Mr. Bonar Law read a telegram from Lord Kilmarnock regarding the situation in Berlin. As it was already a day old, was admittedly based on a communiqué from Wolff's Bureau, "censored" by Mr. Trebitsch Lincoln (late Liberal Member for Darlington), and had in the meantime been officially contradicted by the old Government, it did not add much to our knowledge.
Time was when it was usual to move to reduce a Vote by a hundred pounds if you wanted to defeat the Government. But such paltry figures are no good in these spacious days. Sir Donald Macleans's proposed reduction in the Vote on Account for the Civil Services was the much more mouth-filling morsel of one hundred million pounds. Mr. Chamberlain considered it very handsome of the Opposition, on the eve, he understood, of coming into office, thus to cut off its own supplies. Nevertheless he declined to accept the generous offer. Our finances would be all right if the House would back the Government by practising economy as well as preaching it. As it was, he thought the worst was over, for—strange and agreeable phenomenon—the floating debt was sinking.
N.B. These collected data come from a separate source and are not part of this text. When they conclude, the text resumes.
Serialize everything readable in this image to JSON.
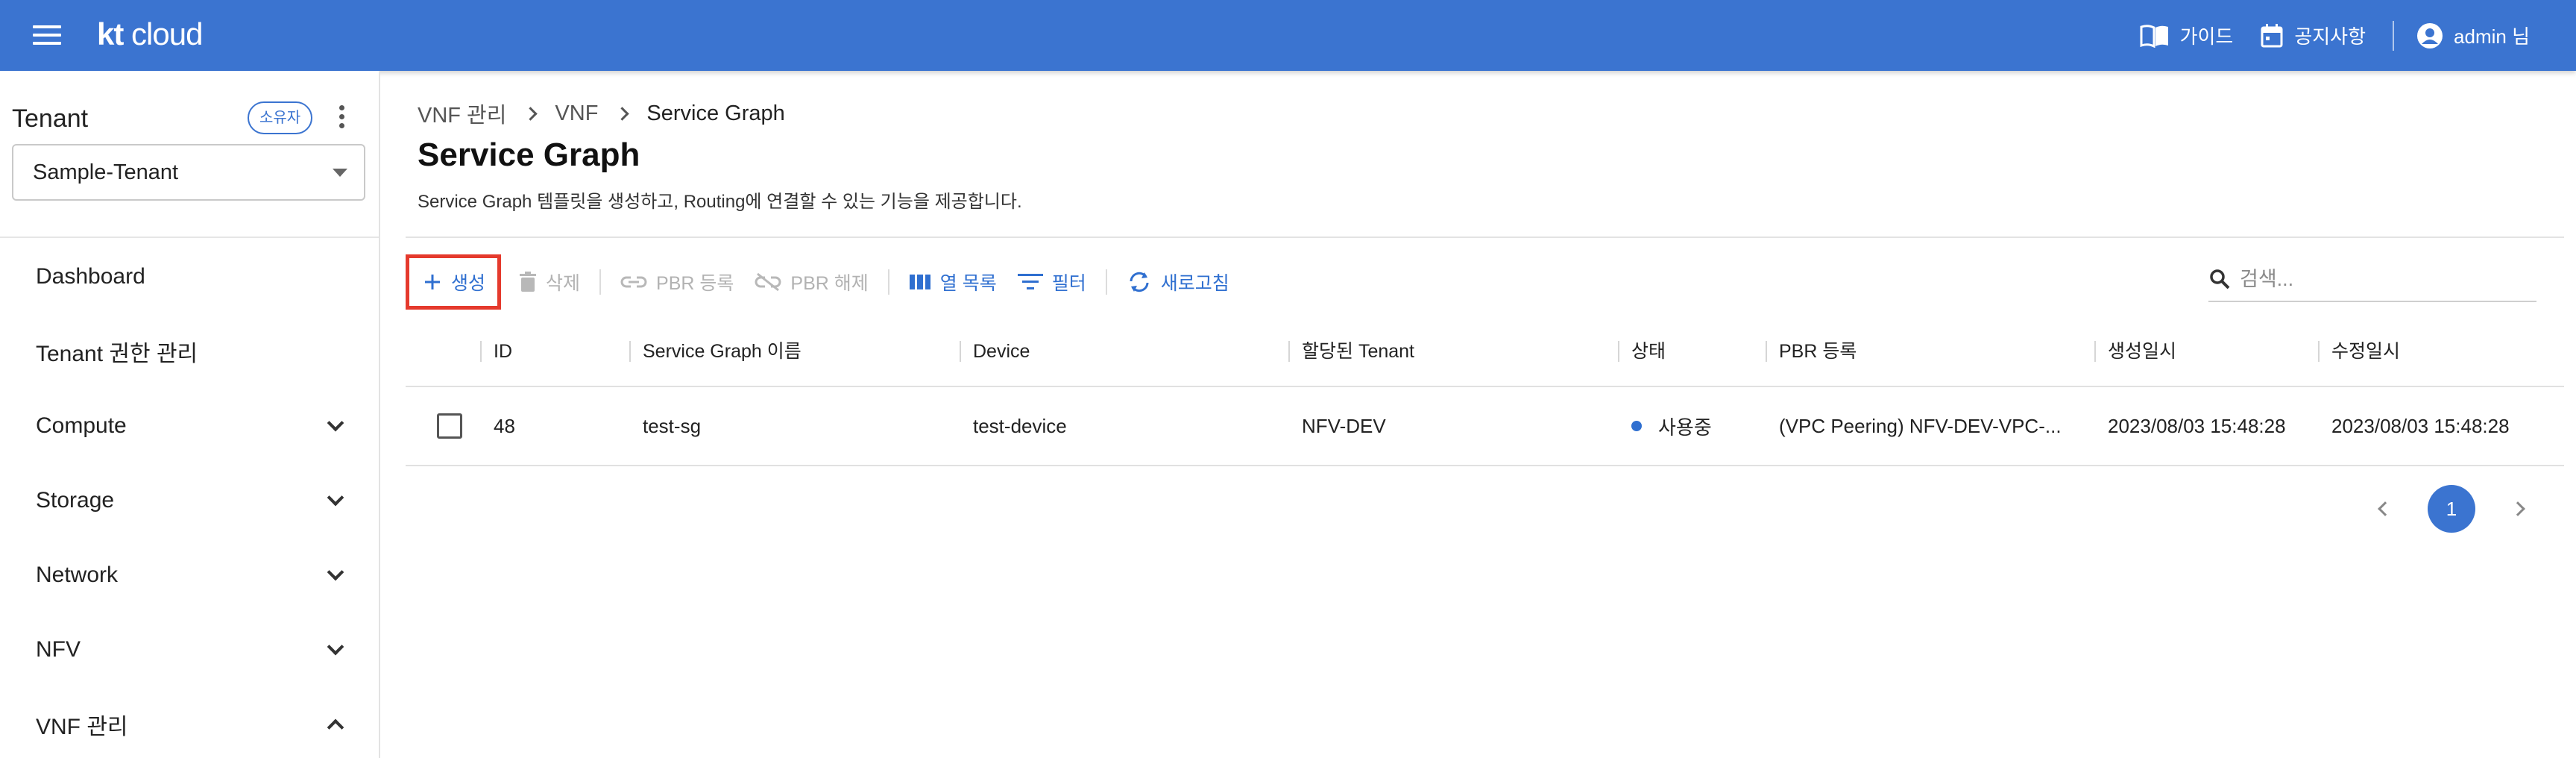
{
  "header": {
    "logo_kt": "kt",
    "logo_cloud": "cloud",
    "guide_label": "가이드",
    "notice_label": "공지사항",
    "user_label": "admin 님",
    "brand_color": "#3b74d0"
  },
  "sidebar": {
    "tenant_title": "Tenant",
    "owner_badge": "소유자",
    "tenant_selected": "Sample-Tenant",
    "items": [
      {
        "label": "Dashboard"
      },
      {
        "label": "Tenant 권한 관리"
      },
      {
        "label": "Compute",
        "expand": "down"
      },
      {
        "label": "Storage",
        "expand": "down"
      },
      {
        "label": "Network",
        "expand": "down"
      },
      {
        "label": "NFV",
        "expand": "down"
      },
      {
        "label": "VNF 관리",
        "expand": "up"
      }
    ]
  },
  "breadcrumb": [
    "VNF 관리",
    "VNF",
    "Service Graph"
  ],
  "page": {
    "title": "Service Graph",
    "description": "Service Graph 템플릿을 생성하고, Routing에 연결할 수 있는 기능을 제공합니다."
  },
  "toolbar": {
    "create": "생성",
    "delete": "삭제",
    "pbr_register": "PBR 등록",
    "pbr_release": "PBR 해제",
    "columns": "열 목록",
    "filter": "필터",
    "refresh": "새로고침",
    "highlight_color": "#e53a2d"
  },
  "search": {
    "placeholder": "검색..."
  },
  "table": {
    "headers": [
      "ID",
      "Service Graph 이름",
      "Device",
      "할당된 Tenant",
      "상태",
      "PBR 등록",
      "생성일시",
      "수정일시"
    ],
    "rows": [
      {
        "id": "48",
        "name": "test-sg",
        "device": "test-device",
        "tenant": "NFV-DEV",
        "status": "사용중",
        "pbr": "(VPC Peering) NFV-DEV-VPC-...",
        "created": "2023/08/03 15:48:28",
        "updated": "2023/08/03 15:48:28"
      }
    ]
  },
  "pagination": {
    "current": "1"
  }
}
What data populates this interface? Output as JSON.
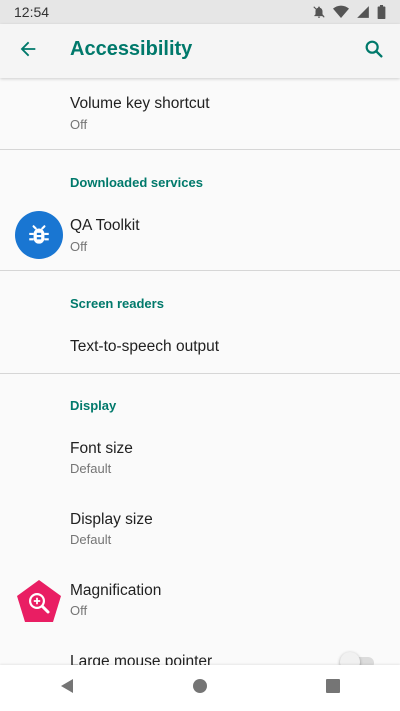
{
  "status_bar": {
    "time": "12:54"
  },
  "app_bar": {
    "title": "Accessibility"
  },
  "items": {
    "volume_key_shortcut": {
      "title": "Volume key shortcut",
      "summary": "Off"
    },
    "qa_toolkit": {
      "title": "QA Toolkit",
      "summary": "Off"
    },
    "text_to_speech": {
      "title": "Text-to-speech output"
    },
    "font_size": {
      "title": "Font size",
      "summary": "Default"
    },
    "display_size": {
      "title": "Display size",
      "summary": "Default"
    },
    "magnification": {
      "title": "Magnification",
      "summary": "Off"
    },
    "large_mouse_pointer": {
      "title": "Large mouse pointer",
      "enabled": false
    }
  },
  "sections": {
    "downloaded_services": "Downloaded services",
    "screen_readers": "Screen readers",
    "display": "Display"
  },
  "colors": {
    "accent": "#00796b",
    "qa_icon_bg": "#1976d2",
    "magnification_icon_bg": "#e91e63"
  },
  "icons": {
    "back": "arrow-left-icon",
    "search": "search-icon",
    "qa_toolkit": "bug-icon",
    "magnification": "magnifier-plus-icon"
  }
}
After this it was, perhaps, not very complimentary'of Mr. J.W. Wilson to urge the Government to put forth their best speakers. The Prime Minister was still coy, but Sir Robert Horne, in virtue of his new office as President of the Board of Trade, stepped nimbly into the breach, and made a speech so cheerful both in substance and delivery as to justify the hope that in him the Government have found the Horne of Plenty.
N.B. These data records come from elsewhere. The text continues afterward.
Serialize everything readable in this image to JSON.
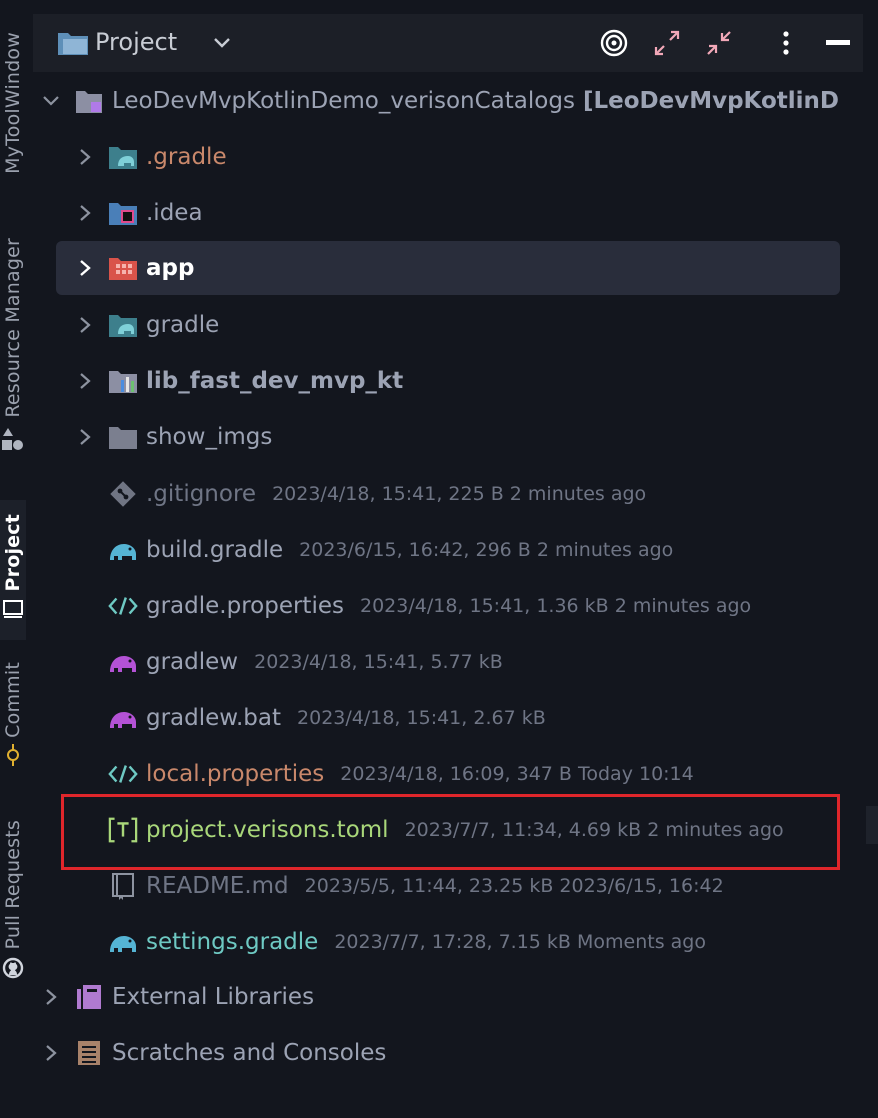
{
  "left_strip": {
    "tabs": [
      {
        "label": "MyToolWindow",
        "active": false
      },
      {
        "label": "Resource Manager",
        "icon": "shapes-icon",
        "active": false
      },
      {
        "label": "Project",
        "icon": "monitor-icon",
        "active": true
      },
      {
        "label": "Commit",
        "icon": "commit-icon",
        "active": false
      },
      {
        "label": "Pull Requests",
        "icon": "github-icon",
        "active": false
      }
    ]
  },
  "header": {
    "title": "Project",
    "icons": [
      "locate-icon",
      "expand-all-icon",
      "collapse-all-icon",
      "more-options-icon",
      "hide-icon"
    ]
  },
  "tree": {
    "root": {
      "name": "LeoDevMvpKotlinDemo_verisonCatalogs",
      "module": "[LeoDevMvpKotlinD"
    },
    "items": [
      {
        "name": ".gradle",
        "meta": "",
        "icon": "gradle-folder-icon",
        "expandable": true
      },
      {
        "name": ".idea",
        "meta": "",
        "icon": "idea-folder-icon",
        "expandable": true
      },
      {
        "name": "app",
        "meta": "",
        "icon": "android-module-icon",
        "expandable": true,
        "selected": true
      },
      {
        "name": "gradle",
        "meta": "",
        "icon": "gradle-folder-icon",
        "expandable": true
      },
      {
        "name": "lib_fast_dev_mvp_kt",
        "meta": "",
        "icon": "library-module-icon",
        "expandable": true
      },
      {
        "name": "show_imgs",
        "meta": "",
        "icon": "folder-icon",
        "expandable": true
      },
      {
        "name": ".gitignore",
        "meta": "2023/4/18, 15:41, 225 B 2 minutes ago",
        "icon": "git-icon"
      },
      {
        "name": "build.gradle",
        "meta": "2023/6/15, 16:42, 296 B 2 minutes ago",
        "icon": "gradle-file-icon"
      },
      {
        "name": "gradle.properties",
        "meta": "2023/4/18, 15:41, 1.36 kB 2 minutes ago",
        "icon": "properties-icon"
      },
      {
        "name": "gradlew",
        "meta": "2023/4/18, 15:41, 5.77 kB",
        "icon": "gradlew-icon"
      },
      {
        "name": "gradlew.bat",
        "meta": "2023/4/18, 15:41, 2.67 kB",
        "icon": "gradlew-icon"
      },
      {
        "name": "local.properties",
        "meta": "2023/4/18, 16:09, 347 B Today 10:14",
        "icon": "properties-icon"
      },
      {
        "name": "project.verisons.toml",
        "meta": "2023/7/7, 11:34, 4.69 kB 2 minutes ago",
        "icon": "toml-icon",
        "highlighted": true
      },
      {
        "name": "README.md",
        "meta": "2023/5/5, 11:44, 23.25 kB 2023/6/15, 16:42",
        "icon": "markdown-icon"
      },
      {
        "name": "settings.gradle",
        "meta": "2023/7/7, 17:28, 7.15 kB Moments ago",
        "icon": "gradle-file-icon"
      }
    ],
    "bottom": [
      {
        "name": "External Libraries",
        "icon": "libraries-icon"
      },
      {
        "name": "Scratches and Consoles",
        "icon": "scratches-icon"
      }
    ]
  },
  "colors": {
    "background": "#13161e",
    "header": "#1c1f27",
    "selection": "#292d3b",
    "highlight_border": "#e0262b",
    "name_default": "#9ca3b4",
    "name_orange": "#c9886b",
    "name_green": "#a9d77a",
    "name_teal": "#6ec9c3",
    "meta": "#6f7585"
  }
}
Wednesday, March 17th.—Seventeen years ago Lord Balfour of Burleigh, as a hard-shell Free Trader, sacrificed office sooner than bow the knee to the new gods of Birmingham. This afternoon he brought in a Bill (to safeguard "key industries" and counteract "dumping") which would have gladdened the heart of Mr. Joseph Chamberlain. Some of the other Free Trade Peers were still unrepentant. Lord Beauchamp, for example, declaring that shipping was our real "quay-industry" and needed no protection, announced his intention of moving the rejection of the Bill; and Lord Crewe, although one of the authors of the Paris resolutions, on which the measure was ostensibly based, thought that it went far beyond present necessities. The only dumps with which Germany was likely to be associated for some time to come were doleful, not aggressive.
The Report of the Supplementary Estimates furnished the Commons with abundant points for criticism. In protesting against an increase in the remuneration of the Law Officers, Mr. Hogge revealed a hitherto unsuspected admiration for the Prime Minister, whose services, he considered, were most inadequately rewarded with five thousand pounds a year and no pension. If anyone deserved an increase of salary it was he.
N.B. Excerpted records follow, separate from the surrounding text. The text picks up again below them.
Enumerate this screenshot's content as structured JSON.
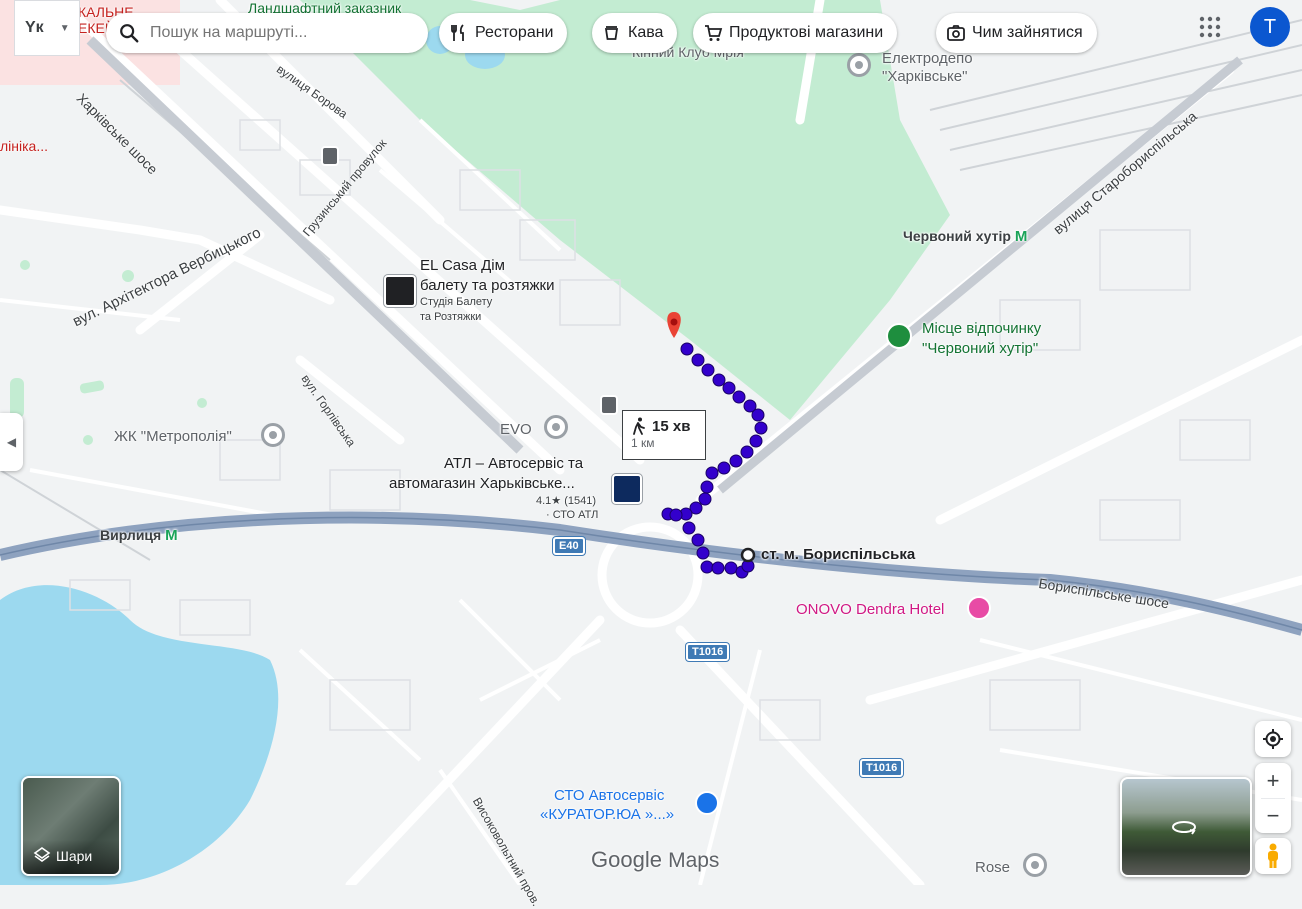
{
  "search": {
    "placeholder": "Пошук на маршруті..."
  },
  "lang_toggle": {
    "label": "Yк"
  },
  "chips": [
    {
      "label": "Ресторани",
      "icon": "fork-knife-icon"
    },
    {
      "label": "Кава",
      "icon": "coffee-cup-icon"
    },
    {
      "label": "Продуктові магазини",
      "icon": "shopping-cart-icon"
    },
    {
      "label": "Чим зайнятися",
      "icon": "camera-icon"
    }
  ],
  "account": {
    "initial": "T",
    "color": "#0b57d0"
  },
  "route": {
    "duration": "15 хв",
    "distance": "1 км",
    "origin_label": "ст. м. Бориспільська",
    "color": "#3300cc"
  },
  "places": {
    "el_casa_title_line1": "EL Casa Дім",
    "el_casa_title_line2": "балету та розтяжки",
    "el_casa_sub_line1": "Студія Балету",
    "el_casa_sub_line2": "та Розтяжки",
    "evo": "EVO",
    "atl_line1": "АТЛ – Автосервіс та",
    "atl_line2": "автомагазин Харьківське...",
    "atl_rating": "4.1★ (1541)",
    "atl_category": "· СТО АТЛ",
    "metropol": "ЖК \"Метрополія\"",
    "rest_line1": "Місце відпочинку",
    "rest_line2": "\"Червоний хутір\"",
    "onovo": "ONOVO Dendra Hotel",
    "sto_line1": "СТО Автосервіс",
    "sto_line2": "«КУРАТОР.ЮА »...»",
    "rose": "Rose",
    "depot_line1": "Електродепо",
    "depot_line2": "\"Харківське\"",
    "kinny_klub": "Кінний Клуб Мрія",
    "landscape": "Ландшафтний заказник",
    "clinic_partial": "лініка...",
    "top_left_red": "КАЛЬНЕ",
    "top_left_red2": "ЕКЕЙНЕ"
  },
  "streets": {
    "kharkivske": "Харківське шосе",
    "borova": "вулиця Борова",
    "gruzynskyi": "Грузинський провулок",
    "verbytskoho": "вул. Архітектора Вербицького",
    "horlivska": "вул. Горлівська",
    "starobory": "вулиця Старобориспільська",
    "boryspilske": "Бориспільське шосе",
    "vysokovoltnyi": "Високовольтний пров."
  },
  "metro": {
    "chervonyi": "Червоний хутір",
    "vyrlytsia": "Вирлиця",
    "symbol": "M"
  },
  "shields": {
    "e40": "E40",
    "t1016": "T1016",
    "t1016b": "T1016"
  },
  "layers": {
    "label": "Шари"
  },
  "logo": {
    "google": "Google",
    "maps": "Maps"
  },
  "colors": {
    "water": "#9cd9ef",
    "park": "#c3ecd2",
    "road": "#ffffff",
    "highway": "#8ea2bf"
  }
}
Mr. Tyson-Wilson had the temerity to complain that the Government were not finding work for all the disabled ex-Service men whom they trained in the technical schools, and laid himself open to a damaging "tu quoque" from Sir Robert Horne, who pointed out that this lack of employment was largely due to the trade unions, which refused to admit these men as "improvers."
In introducing the Naval Estimates for eighty odd millions Mr. Long was almost apologetic for not having made them larger. The personnel has been drastically reduced, and parents are actually being offered a premium of three hundred pounds to remove their sons from Osborne. On the other hand promotion from the lower deck was to be encouraged, and in future every youngster entering the Navy would metaphorically carry a broad-pennant in his ditty-box.
Thursday, March 18th.—A proposal to erect a military monument on a hill near Jerusalem was adversely criticised by Lord Treowen. Lord Southborough, as a recent visitor to the Holy City, thought that the Government would be better advised to demolish some of the recent buildings, including the ex-Kaiser's ridiculous clock-tower, which had not even the negative merit of telling the time.
In consequence of his rather exhausting séance with the Liberal Party the Prime Minister was looking a little jaded. But he perked up wonderfully when Mr. Will Thorne, à propos of a story that the Russian Soviet Government had introduced martial law into the workshops, asked whether he did not think that all able-bodied people ought to be compelled to work. There was the old twinkle in his eyes as he replied that it would be very interesting to know if that was the view of the trade unions. From recent information I gather that the bricklayers, at any rate, would not subscribe to it.
Upon the further consideration of the Navy Estimates General Seely urged the re-establishment of the Committee of Imperial Defence. Mr. Long said the Admiralty were most anxious for it. Mr. Asquith also approved, but from his ten years' experience as its President entered a caveat against expecting the Committee to take upon itself executive functions. "Had it done so," he observed, "there would have been collisions, cross-purposes, waste of application, and in many cases something approaching to administrative confusion." Which things of course never occurred under his régime of—shall I say?—expectant watchfulness.